L'AUTOBUSSU
Angela
Niosi
Partiva di mattina presto,
anticipando l’alba, come in una sorta di gara.
Ti aspettava col motore
acceso e, man mano che ti avvicinavi, potevi avvertirne il respiro,
una nuvola scura di gasolio emanata da sbuffi di tosse del motore.
Me lo ricordo azzurro e
panciuto, con una griglia sul davanti, simile ad una fronte corrugata e,
ai lati, due fanali come occhi malinconici.
Facevi fatica a salire il
primo gradino, più alto degli altri e, una volta dentro,avvertivi subito il
penetrante odore di pelle dei sedili che si intrecciava con quello,
asfissiante,di chiuso.
Prendevi posto
incastrandoti in una specie di cabina aperta e aspettavi.
Per ultimo saliva il
bigliettaio, che esordiva con un fragoroso “Buon giorno” e, dopo qualche secondo,
aggiungeva” A chi risponde” facendo sentire un po’ in colpa quelli che non
avevano risposto subito.
Poi, girava a fare i
biglietti, cercando di mantenersi in equilibrio appoggiandosi alle spalliere
dei sedili.
Potevi notare, a volte,
anziane che infilavano una mano nel petto e tiravano fuori un fazzoletto di
stoffa in cui erano arrotolate banconote, prudentemente custodite.
Mentre faceva il giro, il
bigliettaio sfornava battute per suscitare l’ilarità dei passeggeri che
annuivano mestamente perché consapevoli del lungo e faticoso viaggio che li
aspettava.
E, finalmente, l’autobussu
partiva.
Era allora che vedevi il
traffichio della gente. Dalle borse, venivano tirati fuori limoni e sacchetti
di carta, c’era anche chi si tappava il naso per buona parte del tragitto:era
arrivato il momento di adottare le strategie di sopravvivenza anti nausea e
anti rovesciu.
Gli uomini, invece,
iniziavano a fumare e, presto, nell’abitacolo si addensavano nuvole tossiche che
facevano bruciare gli occhi e la gola.
Qualche donna più
intraprendente protestava ma veniva ignorata con un leggero sorriso di
imbarazzo.
Mi sedevo sempre vicino al
finestrino, mi sembrava di respirare meglio perché, anche se c’era il vetro di
mezzo, avevo l’impressione di correre libera là fuori alla velocità del mezzo.
Intanto l’autobussu
iniziava l’inesorabile sequenze di curve, facendo ondeggiare i passeggeri da una
parte all’altra, come spighe di grano mosse dal vento.
Si arrampicava su per i
tornanti appesi alla montagna, sbattendo di tanto in tanto contro sfrontati
rami di noccioli; a volte sembrava in difficoltà e allora si cercava di
aiutarlo spingendo i sedili nell'illusione di farlo proseguire.
Poi c’era la discesa verso
la marina e, in questo caso ci si aggrappava al sedile davanti tirandolo verso
di noi nel tentativo di frenare insieme all’autista.
Avvertivi distintamente
l’apnea dell’autobussu e soffrivi con lui.
Per far passare il tempo,
i passeggeri che non erano disturbati dalla nausea, chiacchieravano fra loro
del più e del meno.

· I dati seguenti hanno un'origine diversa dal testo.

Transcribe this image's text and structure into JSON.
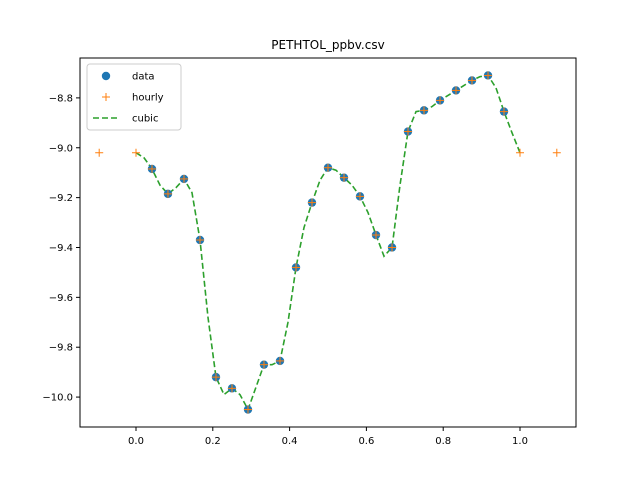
{
  "chart_data": {
    "type": "scatter",
    "title": "PETHTOL_ppbv.csv",
    "xlabel": "",
    "ylabel": "",
    "xlim": [
      -0.1458,
      1.1458
    ],
    "ylim": [
      -10.12,
      -8.64
    ],
    "x_ticks": [
      {
        "value": 0.0,
        "label": "0.0"
      },
      {
        "value": 0.2,
        "label": "0.2"
      },
      {
        "value": 0.4,
        "label": "0.4"
      },
      {
        "value": 0.6,
        "label": "0.6"
      },
      {
        "value": 0.8,
        "label": "0.8"
      },
      {
        "value": 1.0,
        "label": "1.0"
      }
    ],
    "y_ticks": [
      {
        "value": -8.8,
        "label": "−8.8"
      },
      {
        "value": -9.0,
        "label": "−9.0"
      },
      {
        "value": -9.2,
        "label": "−9.2"
      },
      {
        "value": -9.4,
        "label": "−9.4"
      },
      {
        "value": -9.6,
        "label": "−9.6"
      },
      {
        "value": -9.8,
        "label": "−9.8"
      },
      {
        "value": -10.0,
        "label": "−10.0"
      }
    ],
    "grid": false,
    "legend": {
      "position": "top-left",
      "entries": [
        "data",
        "hourly",
        "cubic"
      ]
    },
    "series": [
      {
        "name": "data",
        "style": "markers",
        "marker": "circle",
        "color": "#1f77b4",
        "x": [
          0.0417,
          0.0833,
          0.125,
          0.1667,
          0.2083,
          0.25,
          0.2917,
          0.3333,
          0.375,
          0.4167,
          0.4583,
          0.5,
          0.5417,
          0.5833,
          0.625,
          0.6667,
          0.7083,
          0.75,
          0.7917,
          0.8333,
          0.875,
          0.9167,
          0.9583
        ],
        "y": [
          -9.085,
          -9.185,
          -9.125,
          -9.37,
          -9.92,
          -9.965,
          -10.05,
          -9.87,
          -9.855,
          -9.48,
          -9.22,
          -9.08,
          -9.12,
          -9.195,
          -9.35,
          -9.4,
          -8.935,
          -8.85,
          -8.81,
          -8.77,
          -8.73,
          -8.71,
          -8.855
        ]
      },
      {
        "name": "hourly",
        "style": "markers",
        "marker": "plus",
        "color": "#ff7f0e",
        "x": [
          -0.0958,
          0.0,
          0.0417,
          0.0833,
          0.125,
          0.1667,
          0.2083,
          0.25,
          0.2917,
          0.3333,
          0.375,
          0.4167,
          0.4583,
          0.5,
          0.5417,
          0.5833,
          0.625,
          0.6667,
          0.7083,
          0.75,
          0.7917,
          0.8333,
          0.875,
          0.9167,
          0.9583,
          1.0,
          1.0958
        ],
        "y": [
          -9.02,
          -9.02,
          -9.085,
          -9.185,
          -9.125,
          -9.37,
          -9.92,
          -9.965,
          -10.05,
          -9.87,
          -9.855,
          -9.48,
          -9.22,
          -9.08,
          -9.12,
          -9.195,
          -9.35,
          -9.4,
          -8.935,
          -8.85,
          -8.81,
          -8.77,
          -8.73,
          -8.71,
          -8.855,
          -9.02,
          -9.02
        ]
      },
      {
        "name": "cubic",
        "style": "dashed-line",
        "color": "#2ca02c",
        "x": [
          0.0,
          0.0208,
          0.0417,
          0.0625,
          0.0833,
          0.1042,
          0.125,
          0.1458,
          0.1667,
          0.1875,
          0.2083,
          0.2292,
          0.25,
          0.2708,
          0.2917,
          0.3125,
          0.3333,
          0.3542,
          0.375,
          0.3958,
          0.4167,
          0.4375,
          0.4583,
          0.4792,
          0.5,
          0.5208,
          0.5417,
          0.5625,
          0.5833,
          0.6042,
          0.625,
          0.6458,
          0.6667,
          0.6875,
          0.7083,
          0.7292,
          0.75,
          0.7708,
          0.7917,
          0.8125,
          0.8333,
          0.8542,
          0.875,
          0.8958,
          0.9167,
          0.9375,
          0.9583,
          0.9792,
          1.0
        ],
        "y": [
          -9.02,
          -9.04,
          -9.085,
          -9.15,
          -9.185,
          -9.16,
          -9.125,
          -9.18,
          -9.37,
          -9.68,
          -9.92,
          -9.99,
          -9.965,
          -9.99,
          -10.05,
          -9.96,
          -9.87,
          -9.87,
          -9.855,
          -9.7,
          -9.48,
          -9.32,
          -9.22,
          -9.13,
          -9.08,
          -9.09,
          -9.12,
          -9.15,
          -9.195,
          -9.26,
          -9.35,
          -9.435,
          -9.4,
          -9.15,
          -8.935,
          -8.855,
          -8.85,
          -8.835,
          -8.81,
          -8.79,
          -8.77,
          -8.75,
          -8.73,
          -8.715,
          -8.71,
          -8.76,
          -8.855,
          -8.94,
          -9.02
        ]
      }
    ]
  }
}
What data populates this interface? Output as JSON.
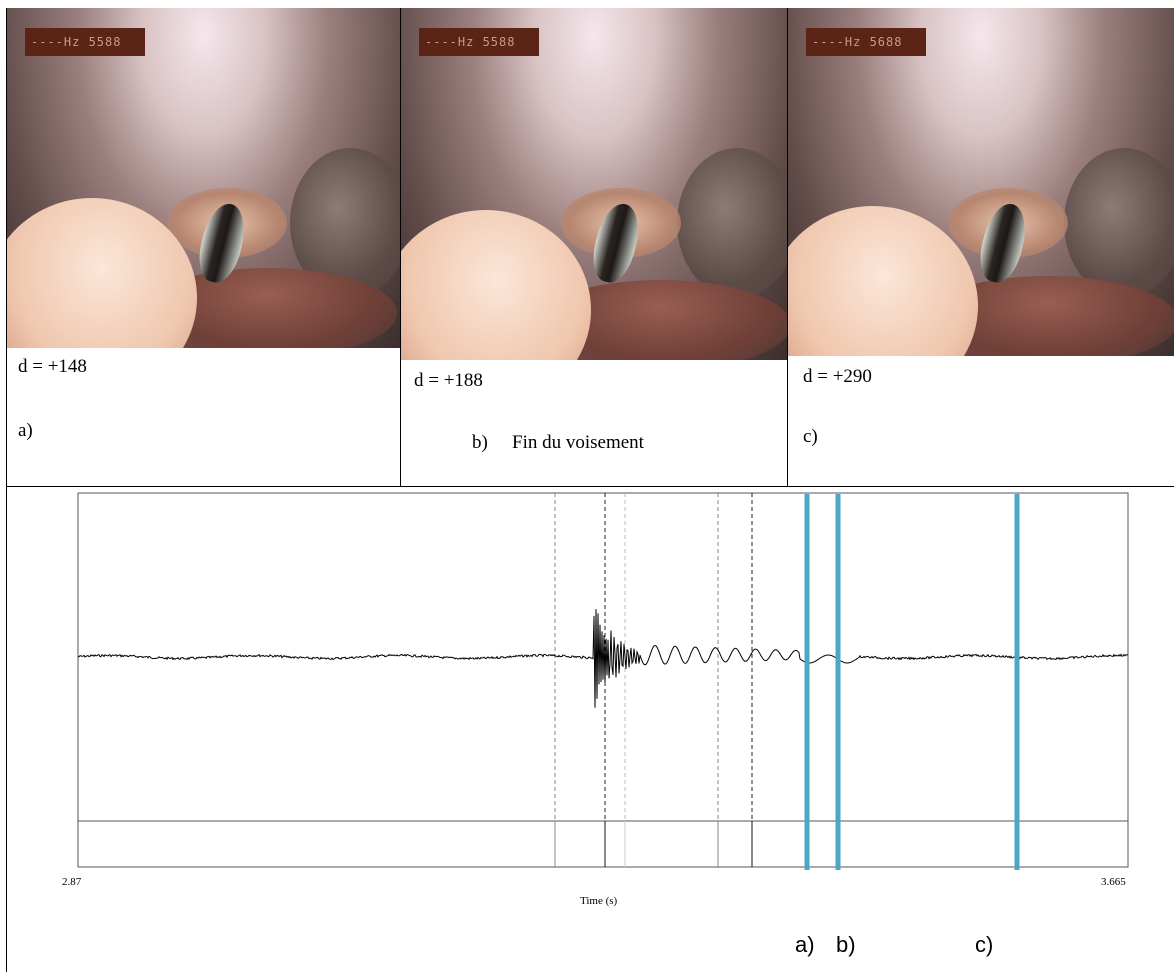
{
  "panels": [
    {
      "osd": "----Hz 5588",
      "d": "d = +148",
      "label": "a)",
      "extra": ""
    },
    {
      "osd": "----Hz 5588",
      "d": "d = +188",
      "label": "b)",
      "extra": "Fin du voisement"
    },
    {
      "osd": "----Hz 5688",
      "d": "d = +290",
      "label": "c)",
      "extra": ""
    }
  ],
  "waveform": {
    "x_min_label": "2.87",
    "x_max_label": "3.665",
    "xlabel": "Time (s)"
  },
  "marker_labels": {
    "a": "a)",
    "b": "b)",
    "c": "c)"
  },
  "colors": {
    "marker": "#4aa8c4",
    "waveform": "#000000"
  }
}
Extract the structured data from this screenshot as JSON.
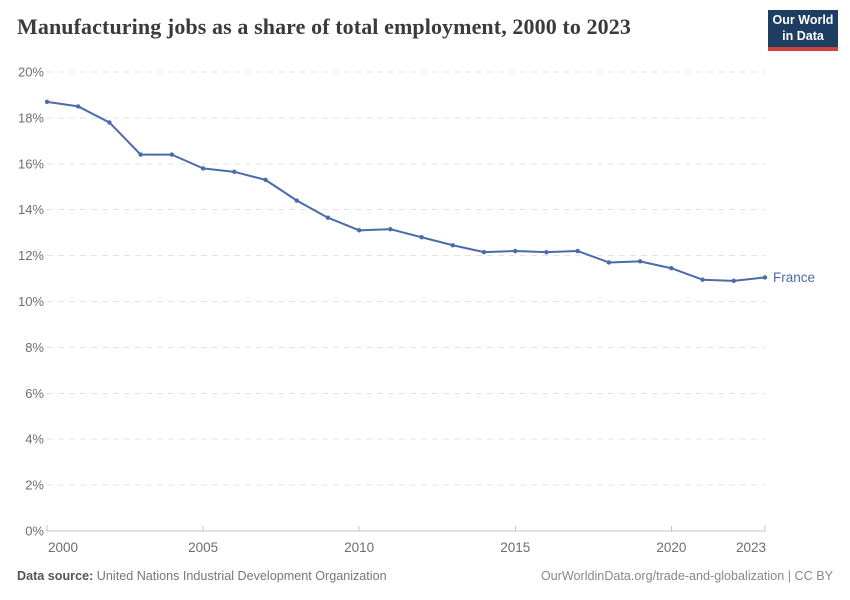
{
  "header": {
    "title": "Manufacturing jobs as a share of total employment, 2000 to 2023",
    "logo": {
      "line1": "Our World",
      "line2": "in Data",
      "bg_color": "#1d3d63",
      "accent_color": "#d0403d"
    }
  },
  "chart_data": {
    "type": "line",
    "title": "Manufacturing jobs as a share of total employment, 2000 to 2023",
    "xlabel": "",
    "ylabel": "",
    "xlim": [
      2000,
      2023
    ],
    "ylim": [
      0,
      20
    ],
    "x_ticks": [
      2000,
      2005,
      2010,
      2015,
      2020,
      2023
    ],
    "y_ticks": [
      0,
      2,
      4,
      6,
      8,
      10,
      12,
      14,
      16,
      18,
      20
    ],
    "y_tick_suffix": "%",
    "grid": "horizontal-dashed",
    "legend_position": "end-of-line-label",
    "series": [
      {
        "name": "France",
        "color": "#4c6ba9",
        "x": [
          2000,
          2001,
          2002,
          2003,
          2004,
          2005,
          2006,
          2007,
          2008,
          2009,
          2010,
          2011,
          2012,
          2013,
          2014,
          2015,
          2016,
          2017,
          2018,
          2019,
          2020,
          2021,
          2022,
          2023
        ],
        "values": [
          18.7,
          18.5,
          17.8,
          16.4,
          16.4,
          15.8,
          15.65,
          15.3,
          14.4,
          13.65,
          13.1,
          13.15,
          12.8,
          12.45,
          12.15,
          12.2,
          12.15,
          12.2,
          11.7,
          11.75,
          11.45,
          10.95,
          10.9,
          11.05
        ]
      }
    ],
    "style": {
      "grid_color": "#e3e3e3",
      "axis_color": "#c6c6c6",
      "tick_label_color": "#6e6e6e"
    }
  },
  "footer": {
    "datasource_label": "Data source:",
    "datasource_value": " United Nations Industrial Development Organization",
    "credit": "OurWorldinData.org/trade-and-globalization | CC BY"
  }
}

Si scambiavano notizie sul perché del loro viaggio e, se
abbassavano la voce, capivi subito che stavano occupandosi dei fatti altrui.
Ogni tanto, il suono del
clacson immetteva una nota di allegria e faceva sussultare chi, senza volerlo, si
era appisolato.
Capitava, a volte, che la
testa o il braccio del dormiente scivolassero sulle tue spalle, e che
tu rimanessi immobile, incerta se svegliarlo o sopportarlo. Fortunatamente,
però, lo scivolamento era avvertito anche da lui che ritornava in
posizione,vergognandosi un po’ in un mormorio di scuse.
Molti scendevano alle
fermate intermedie.
Li guardavo alzarsi
barcollanti, gli abiti stropicciati. Salutavano muovendo appena le labbra, la
saliva secca in gola e sparivano pallidi come la nebbia.
Io proseguivo quasi sempre
verso la città e, quando iniziavo a vedere il mare,mi illuminavo perché il
viaggio era finito.
Scendendo dall’autobussu,
avvertivo un leggero stordimento e la prima cosa che facevo era andare a
comprarmi dei panini al burro per calmare il mio stomaco che, per tutto il
viaggio, mi aveva tiranneggiato con i suoi movimenti sussultori.